El torero de Salteras cuaja una gran faena e indulta un bravo toro de Adolfo
Y llegó la tormenta perfecta, la de El Cid y «Madroñito». Manuel Jesús toreó como en sus mejores tiempos, como sabe, con ese don de la pureza y bajo los cánones del bien torear, que no es lo mismo que pegar pases. El torero de Salteras los esculpió, con la tela adelantada, la verdad en el cite y el temple por bandera. Un placer para los sentidos. Y qué gozada el toro de Adolfo, cárdeno bragado como la jornada de sirimiri, cumpliéndose aquella máxima de que el ganado embiste mejor los días de lluvia. ¡-Cómo fue «Madroñito»! Bravo y noble, humillando con ritmo, calidad y codicia- por momentos, con emotividad a la mexicana.
El Cid, que había entrado por la vía de la sustitución —en el lugar del convaleciente Manuel Escribano— para abrir plaza a las dos figuras extremeñas, se llevó de calle el broche de feria con este primer toro, herrado con el número 2 y de 511 kilos. El sevillano se había gustado en los lances del saludo, con hasta tres medias arrebujadas, donde ya se vio la clase del adolfo, que acudió luego dos veces al caballo. Brindó al público y se puso a torear sin probaturas. La tanda diestra inicial ya tuvo importancia y marcó el camino. Otra más con la mano de escribir, pero fue sobre la zurda por donde dejaría luego naturales con una impronta de otro tiempo, con la pata p’alante y alargando con hondura el profundo viaje. Dorada izquierda, con el trapo barriendo la negra arena, la trincherilla, ese desdén con sello propio para salir de la cara del excelente adolfo, que lo quería por abajo. Fabuloso toreo y variedad, con dos afarolados, el muletazo rodilla en tierra, un pase de pecho kilométrico… Y la maravilla de unos doblones que rezumaron torería antigua y que hubiesen firmado los mismísimos Antonios, Bienvenida, Ordóñez o Chenel. Cuando se dirigió a por la espada, una voz pidió el indulto, una voz que fue luego un coro unánime, con los pañuelos flameando. Una locura. La faena de la resurrección de El Cid había incendiado hasta el mar en tarde de lluvia. Siguió toreando el sevillano, y el guapo «Madroñito», de estupenda reata, seguía embistiendo. Hasta que asomó el pañuelo naranja y el adolfo regresó a chiqueros en medio de una clamorosa ovación. Como apoteósica fue la vuelta al ruedo de El Cid. No importaban ya ni los trofeos, la plaza era un manicomio tras la borrachera de bravura y tauromaquia.
El cuarto no fue lo mismo, pero la figura de Salteras hizo un esfuerzo y extrajo muletazos sueltos de buen tono. Saludó una gran ovación.
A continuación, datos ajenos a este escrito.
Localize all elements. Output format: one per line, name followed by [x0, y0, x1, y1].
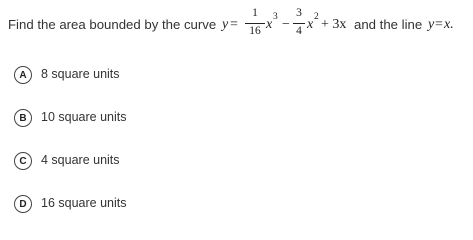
- fraction-1-denominator: 16: [249, 25, 261, 37]
- fraction-2-numerator: 3: [296, 7, 302, 19]
- option-d-letter-badge: D: [14, 195, 32, 213]
- math-exponent-2: 2: [314, 12, 319, 22]
- option-a-label: 8 square units: [41, 67, 120, 81]
- math-line-equals: =: [435, 17, 443, 32]
- option-a-letter-badge: A: [14, 66, 32, 84]
- fraction-2-denominator: 4: [296, 25, 302, 37]
- math-line-y: y: [428, 17, 435, 32]
- option-b-letter-badge: B: [14, 109, 32, 127]
- fraction-1-numerator: 1: [252, 7, 258, 19]
- option-b-label: 10 square units: [41, 110, 127, 124]
- option-c-letter-badge: C: [14, 152, 32, 170]
- math-x-squared-base: x: [307, 17, 314, 32]
- math-line-x: x.: [444, 17, 454, 32]
- option-a[interactable]: [14, 63, 274, 89]
- question-middle: and the line: [354, 17, 423, 32]
- math-minus: −: [282, 17, 290, 32]
- math-y: y: [222, 17, 229, 32]
- math-exponent-3: 3: [273, 12, 278, 22]
- question-text: [8, 8, 470, 48]
- math-equals: =: [230, 17, 238, 32]
- question-prefix: Find the area bounded by the curve: [8, 17, 217, 32]
- fraction-1-bar: [245, 23, 265, 24]
- option-d-label: 16 square units: [41, 196, 127, 210]
- math-x-cubed-base: x: [266, 17, 273, 32]
- option-b[interactable]: [14, 106, 274, 132]
- option-c[interactable]: [14, 149, 274, 175]
- fraction-2-bar: [293, 23, 305, 24]
- option-d[interactable]: [14, 192, 274, 218]
- math-plus-3x: + 3x: [321, 17, 347, 32]
- option-c-label: 4 square units: [41, 153, 120, 167]
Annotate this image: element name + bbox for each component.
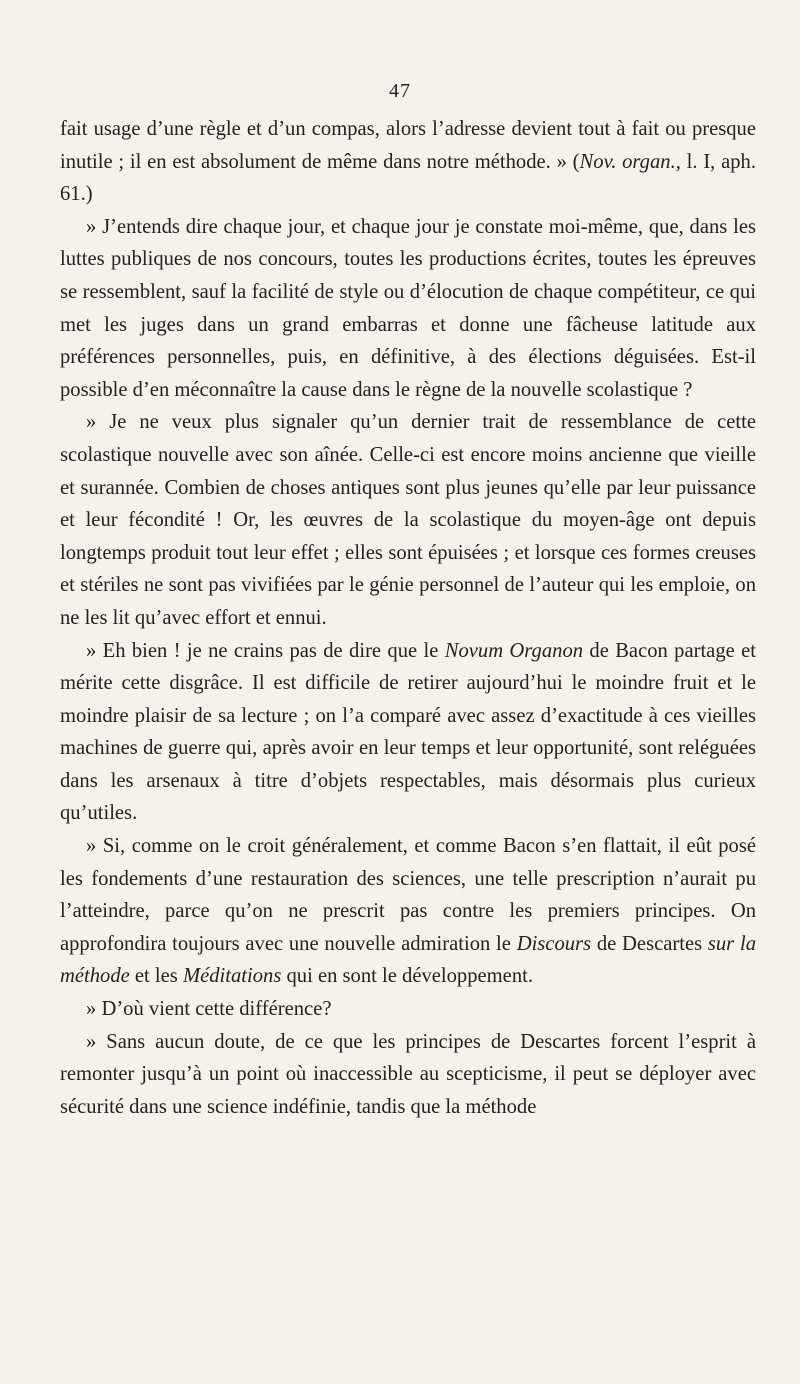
- italic-text-span: Novum Organon: [444, 639, 584, 662]
- text-span: de Bacon partage et mérite cette disgrâce. Il est difficile de retirer aujourd’hui le moindre fruit et le moindre plaisir de sa lecture ; on l’a comparé avec assez d’exactitude à ces vieilles machines de guerre qui, après avoir en leur temps et leur opportunité, sont reléguées dans les arsenaux à titre d’objets respectables, mais désormais plus curieux qu’utiles.: [60, 639, 756, 825]
- paragraph-6: [60, 993, 756, 1026]
- text-span: » J’entends dire chaque jour, et chaque jour je constate moi-même, que, dans les luttes publiques de nos concours, toutes les productions écrites, toutes les épreuves se ressemblent, sauf la facilité de style ou d’élocution de chaque compétiteur, ce qui met les juges dans un grand embarras et donne une fâcheuse latitude aux préférences personnelles, puis, en définitive, à des élections déguisées. Est-il possible d’en méconnaître la cause dans le règne de la nouvelle scolastique ?: [60, 215, 756, 401]
- text-span: fait usage d’une règle et d’un compas, alors l’adresse devient tout à fait ou presque inutile ; il en est absolument de même dans notre méthode. » (: [60, 118, 756, 173]
- italic-text-span: Méditations: [182, 965, 282, 988]
- page-number: 47: [389, 80, 411, 102]
- paragraph-2: [60, 211, 756, 407]
- text-span: et les: [129, 965, 183, 988]
- paragraph-1: [60, 113, 756, 211]
- paragraph-3: [60, 406, 756, 634]
- text-span: qui en sont le développement.: [281, 965, 533, 988]
- italic-text-span: sur la méthode: [60, 932, 756, 988]
- paragraph-7: [60, 1026, 756, 1124]
- italic-text-span: Discours: [516, 932, 592, 955]
- text-span: » Eh bien ! je ne crains pas de dire que le: [86, 639, 445, 662]
- text-body: [60, 113, 756, 1123]
- text-span: » Si, comme on le croit généralement, et comme Bacon s’en flattait, il eût posé les fondements d’une restauration des sciences, une telle prescription n’aurait pu l’atteindre, parce qu’on ne prescrit pas contre les premiers principes. On approfondira toujours avec une nouvelle admiration le: [60, 835, 756, 955]
- paragraph-5: [60, 830, 756, 993]
- text-span: de Descartes: [591, 932, 708, 955]
- text-span: » Sans aucun doute, de ce que les principes de Descartes forcent l’esprit à remonter jusqu’à un point où inaccessible au scepticisme, il peut se déployer avec sécurité dans une science indéfinie, tandis que la méthode: [60, 1030, 756, 1118]
- paragraph-4: [60, 635, 756, 831]
- text-span: l. I, aph. 61.): [60, 150, 756, 206]
- text-span: » Je ne veux plus signaler qu’un dernier trait de ressemblance de cette scolastique nouvelle avec son aînée. Celle-ci est encore moins ancienne que vieille et surannée. Combien de choses antiques sont plus jeunes qu’elle par leur puissance et leur fécondité ! Or, les œuvres de la scolastique du moyen-âge ont depuis longtemps produit tout leur effet ; elles sont épuisées ; et lorsque ces formes creuses et stériles ne sont pas vivifiées par le génie personnel de l’auteur qui les emploie, on ne les lit qu’avec effort et ennui.: [60, 411, 756, 629]
- italic-text-span: Nov. organ.,: [579, 150, 681, 173]
- text-span: » D’où vient cette différence?: [86, 998, 332, 1021]
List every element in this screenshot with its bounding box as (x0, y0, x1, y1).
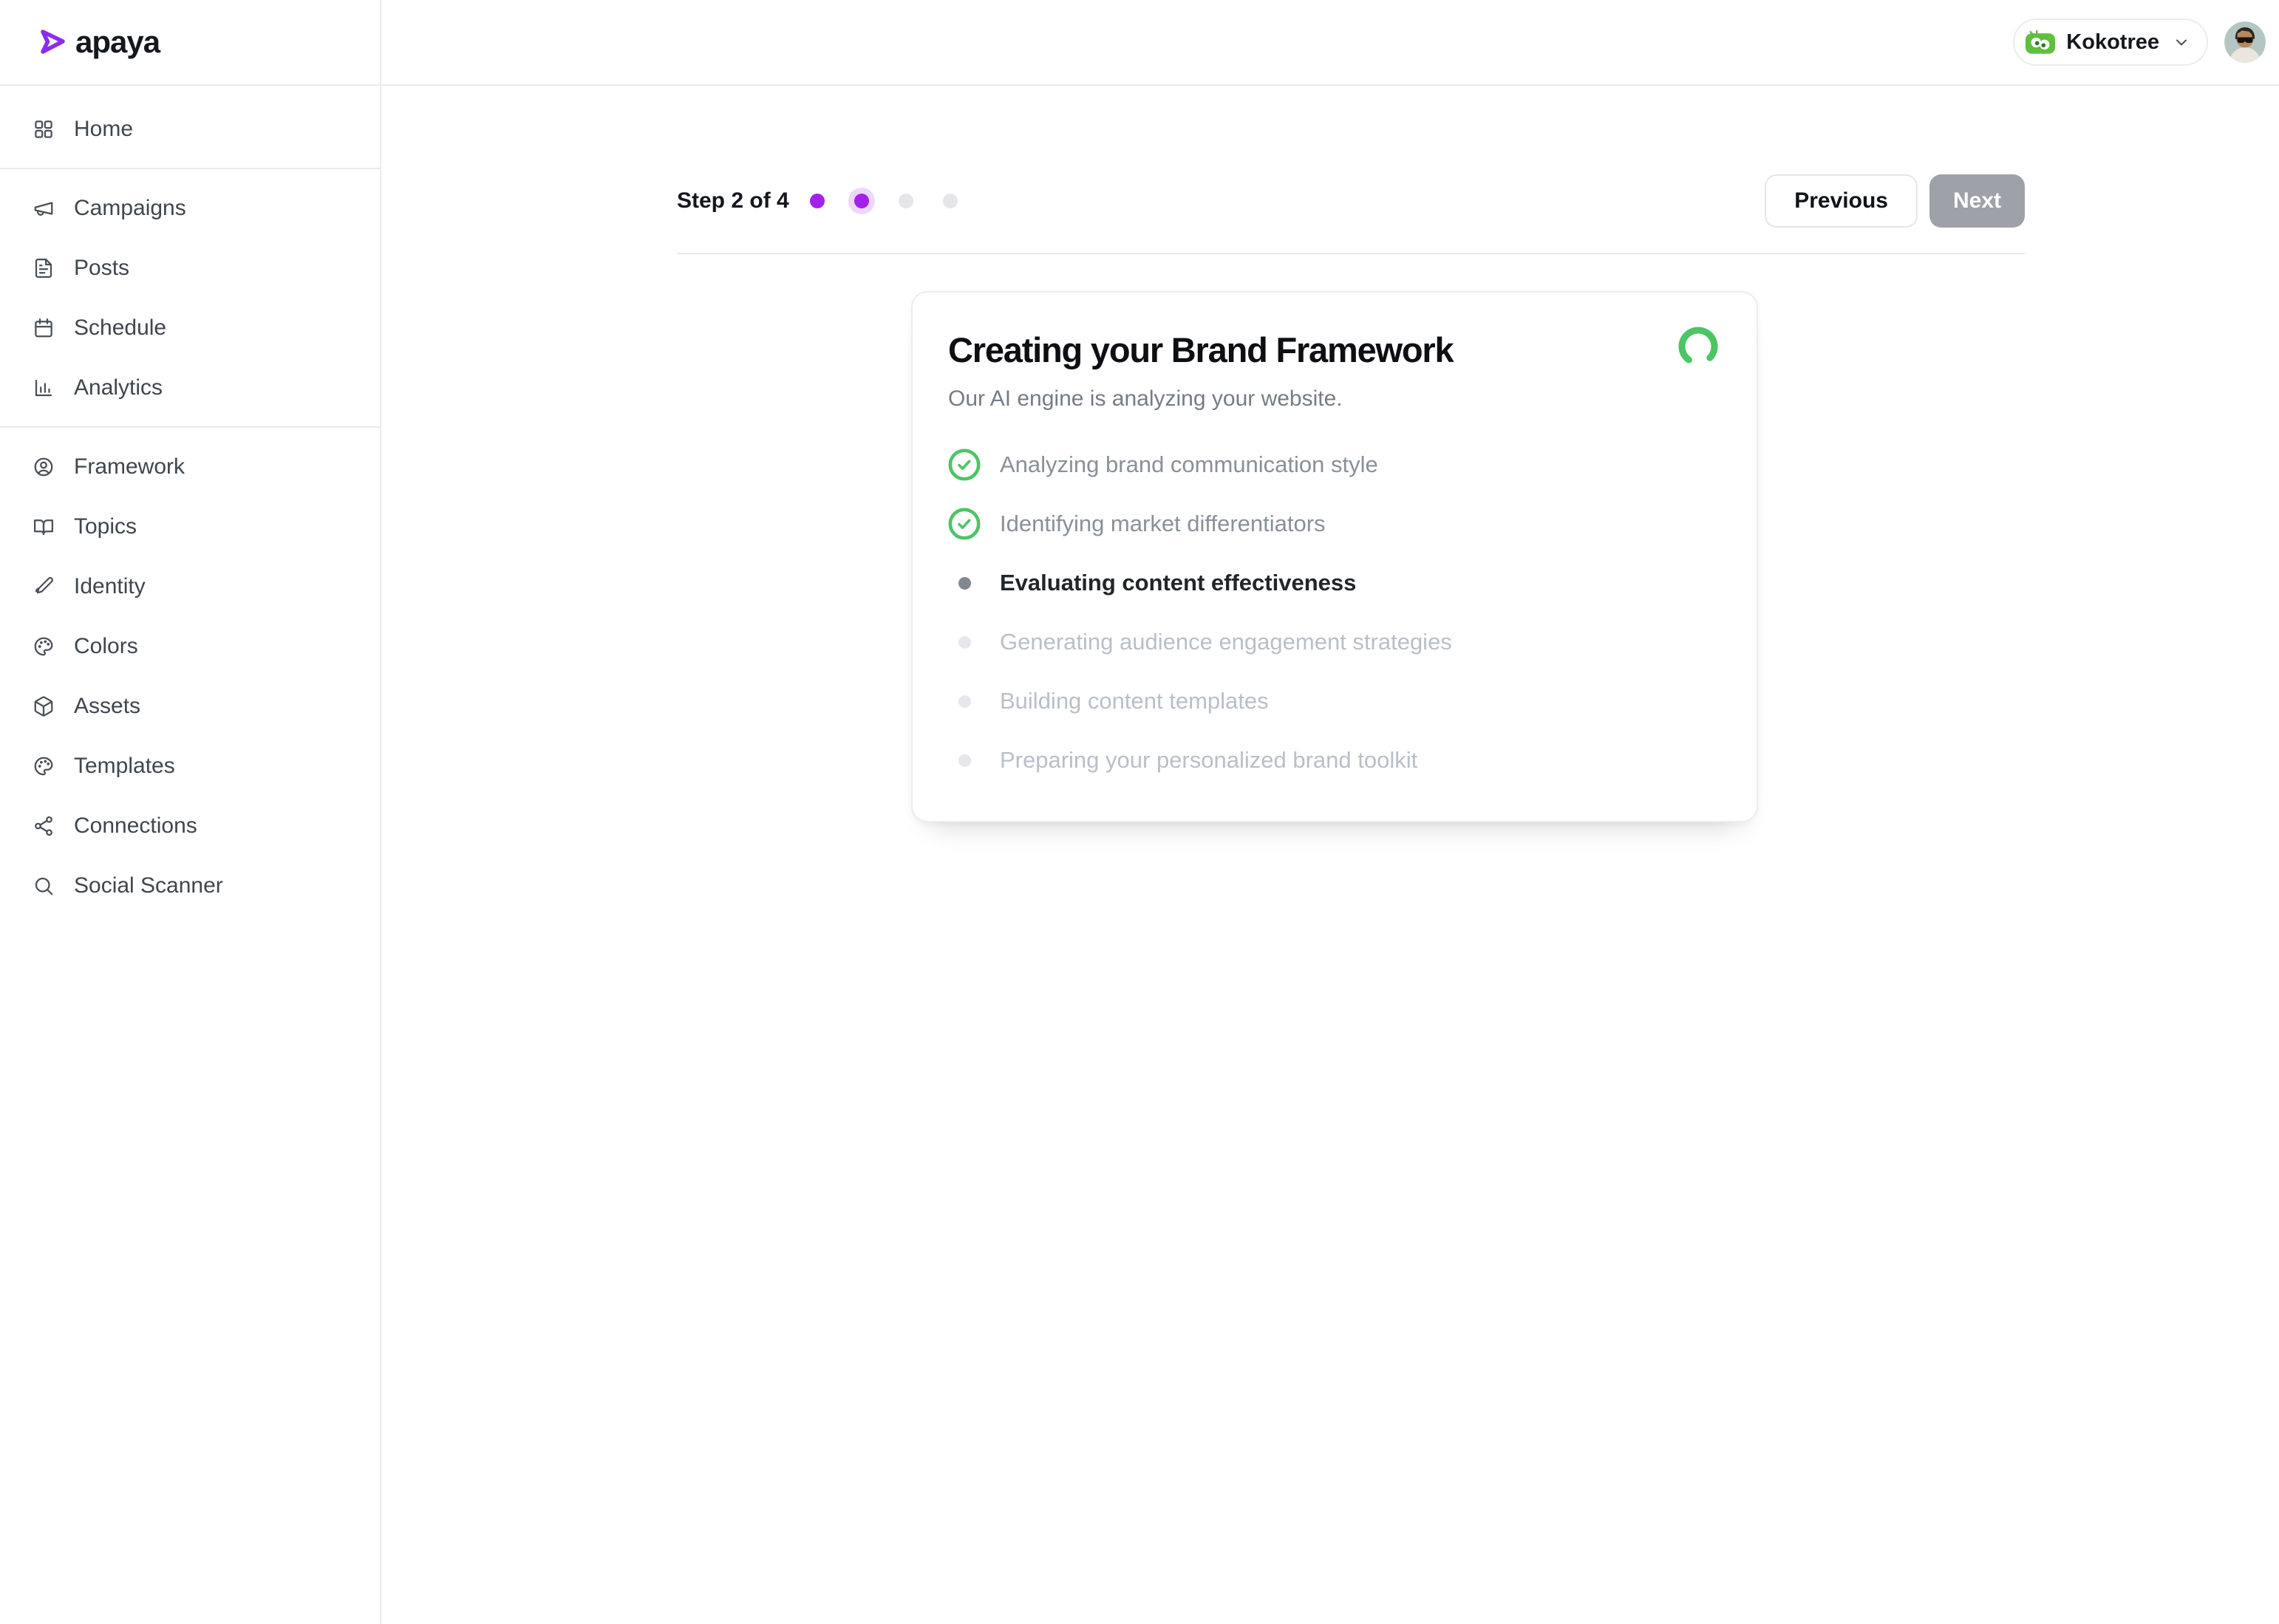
megaphone-icon (33, 197, 55, 219)
main-content (381, 0, 2279, 822)
sidebar-item-campaigns[interactable] (0, 178, 380, 238)
task-row (948, 685, 1721, 717)
step-label: Step 2 of 4 (677, 188, 789, 213)
bar-chart-icon (33, 377, 55, 399)
palette-icon (33, 635, 55, 658)
stepper-divider (677, 253, 2025, 254)
sidebar-item-label: Colors (74, 633, 138, 658)
sidebar-item-label: Home (74, 116, 134, 141)
sidebar-divider (0, 168, 380, 169)
task-row (948, 567, 1721, 599)
sidebar (0, 0, 381, 1624)
sidebar-nav (0, 86, 380, 915)
sidebar-item-connections[interactable] (0, 796, 380, 856)
task-row (948, 508, 1721, 540)
search-icon (33, 875, 55, 897)
sidebar-item-label: Identity (74, 573, 146, 598)
card-subtitle: Our AI engine is analyzing your website. (948, 386, 1343, 411)
sidebar-item-label: Analytics (74, 375, 163, 400)
sidebar-item-topics[interactable] (0, 497, 380, 556)
palette-icon (33, 755, 55, 777)
pending-dot-icon (948, 744, 981, 777)
sidebar-item-social-scanner[interactable] (0, 856, 380, 915)
previous-button[interactable]: Previous (1765, 174, 1918, 228)
step-dot-1 (810, 194, 825, 208)
step-dot-4 (943, 194, 958, 208)
check-circle-icon (948, 448, 981, 481)
share-icon (33, 815, 55, 837)
task-list (948, 448, 1721, 777)
sidebar-item-label: Schedule (74, 315, 167, 340)
sidebar-item-label: Topics (74, 514, 137, 539)
chevron-down-icon (2173, 33, 2190, 51)
stepper-row (677, 174, 2025, 228)
brand-framework-card (911, 291, 1758, 822)
task-label: Evaluating content effectiveness (1000, 570, 1357, 596)
apaya-arrow-icon (38, 27, 68, 57)
task-row (948, 448, 1721, 481)
task-row (948, 626, 1721, 658)
sidebar-item-label: Social Scanner (74, 873, 223, 898)
workspace-switcher[interactable] (2013, 18, 2208, 66)
book-open-icon (33, 516, 55, 538)
sidebar-item-identity[interactable] (0, 556, 380, 616)
step-dots (810, 194, 958, 208)
pending-dot-icon (948, 685, 981, 717)
user-avatar[interactable] (2224, 21, 2266, 63)
package-icon (33, 695, 55, 717)
sidebar-item-framework[interactable] (0, 437, 380, 497)
sidebar-item-label: Campaigns (74, 195, 186, 220)
task-label: Preparing your personalized brand toolkit (1000, 747, 1418, 773)
sidebar-item-colors[interactable] (0, 616, 380, 676)
calendar-icon (33, 317, 55, 339)
pending-dot-icon (948, 626, 981, 658)
sidebar-item-assets[interactable] (0, 676, 380, 736)
user-circle-icon (33, 456, 55, 478)
workspace-name: Kokotree (2066, 30, 2159, 54)
sidebar-item-home[interactable] (0, 99, 380, 159)
step-dot-3 (899, 194, 913, 208)
check-circle-icon (948, 508, 981, 540)
active-dot-icon (948, 567, 981, 599)
app-logo[interactable] (0, 0, 380, 86)
task-label: Analyzing brand communication style (1000, 451, 1378, 477)
task-label: Identifying market differentiators (1000, 511, 1326, 536)
app-logo-text: apaya (75, 24, 160, 59)
step-dot-2 (854, 194, 869, 208)
grid-icon (33, 118, 55, 140)
loading-spinner-icon (1678, 327, 1718, 366)
next-button[interactable]: Next (1929, 174, 2025, 228)
document-icon (33, 257, 55, 279)
sidebar-item-label: Posts (74, 255, 130, 280)
task-row (948, 744, 1721, 777)
card-title: Creating your Brand Framework (948, 330, 1454, 369)
sidebar-item-posts[interactable] (0, 238, 380, 298)
kokotree-logo-icon (2025, 30, 2056, 55)
sidebar-item-templates[interactable] (0, 736, 380, 796)
sidebar-item-label: Assets (74, 693, 141, 718)
avatar-image (2224, 21, 2266, 63)
top-bar (381, 0, 2279, 86)
sidebar-item-label: Framework (74, 454, 185, 479)
sidebar-item-analytics[interactable] (0, 358, 380, 417)
task-label: Building content templates (1000, 688, 1269, 714)
paintbrush-icon (33, 576, 55, 598)
sidebar-item-label: Templates (74, 753, 175, 778)
task-label: Generating audience engagement strategies (1000, 629, 1452, 655)
sidebar-item-schedule[interactable] (0, 298, 380, 358)
sidebar-divider (0, 426, 380, 428)
sidebar-item-label: Connections (74, 813, 197, 838)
El otro ejemplar del sexteto fue el quinto, que apuntó sus calidades desde el capote. Tras un soberbio par de banderillas de Curro Javier -el mejor del ciclo-, Miguel Ángel Perera brindó al público. Estupendo el prólogo por bajo de una faena notable, con muletazos de asentamiento y reunión, pero sin acabar de explosionar en los tendidos, con un «Chaparrito» de embestida casi adormecida por momentos. Pinchó y se esfumó el premio. Disposición con el anterior, que se dejó, pero en el ambiente continuaba aún el runrún de la tormenta perfecta…
Si la bien presentada corrida empezó con un «Madroñito», acabó con un adolfo de idéntico nombre, pero de muy distinta condición. Con más dificultades, a veces se revolvía rápido y se metía por dentro. Alejando Talavante, con un espectacular terno cargado de oro, se plantó con firmeza ante un animal con mansedumbre y con el que había que estar listo. Se rajó enseguida y se complicó la cosa con el acero. No tuve suerte el pacense, con naturalidad y por encima del peor lote, pues el tercero —que brindó al ganadero— andaba muy justo de raza, aunque iba y venía. Para colmo, tras la estocada saltaron dos antitaurinos con sus manidas proclamas animalistas. Perdón, antianimalistas. Un carajo les importó que un toro volviera a la libertad de la dehesa en una tarde de gloria para El Cid y la Fiesta brava.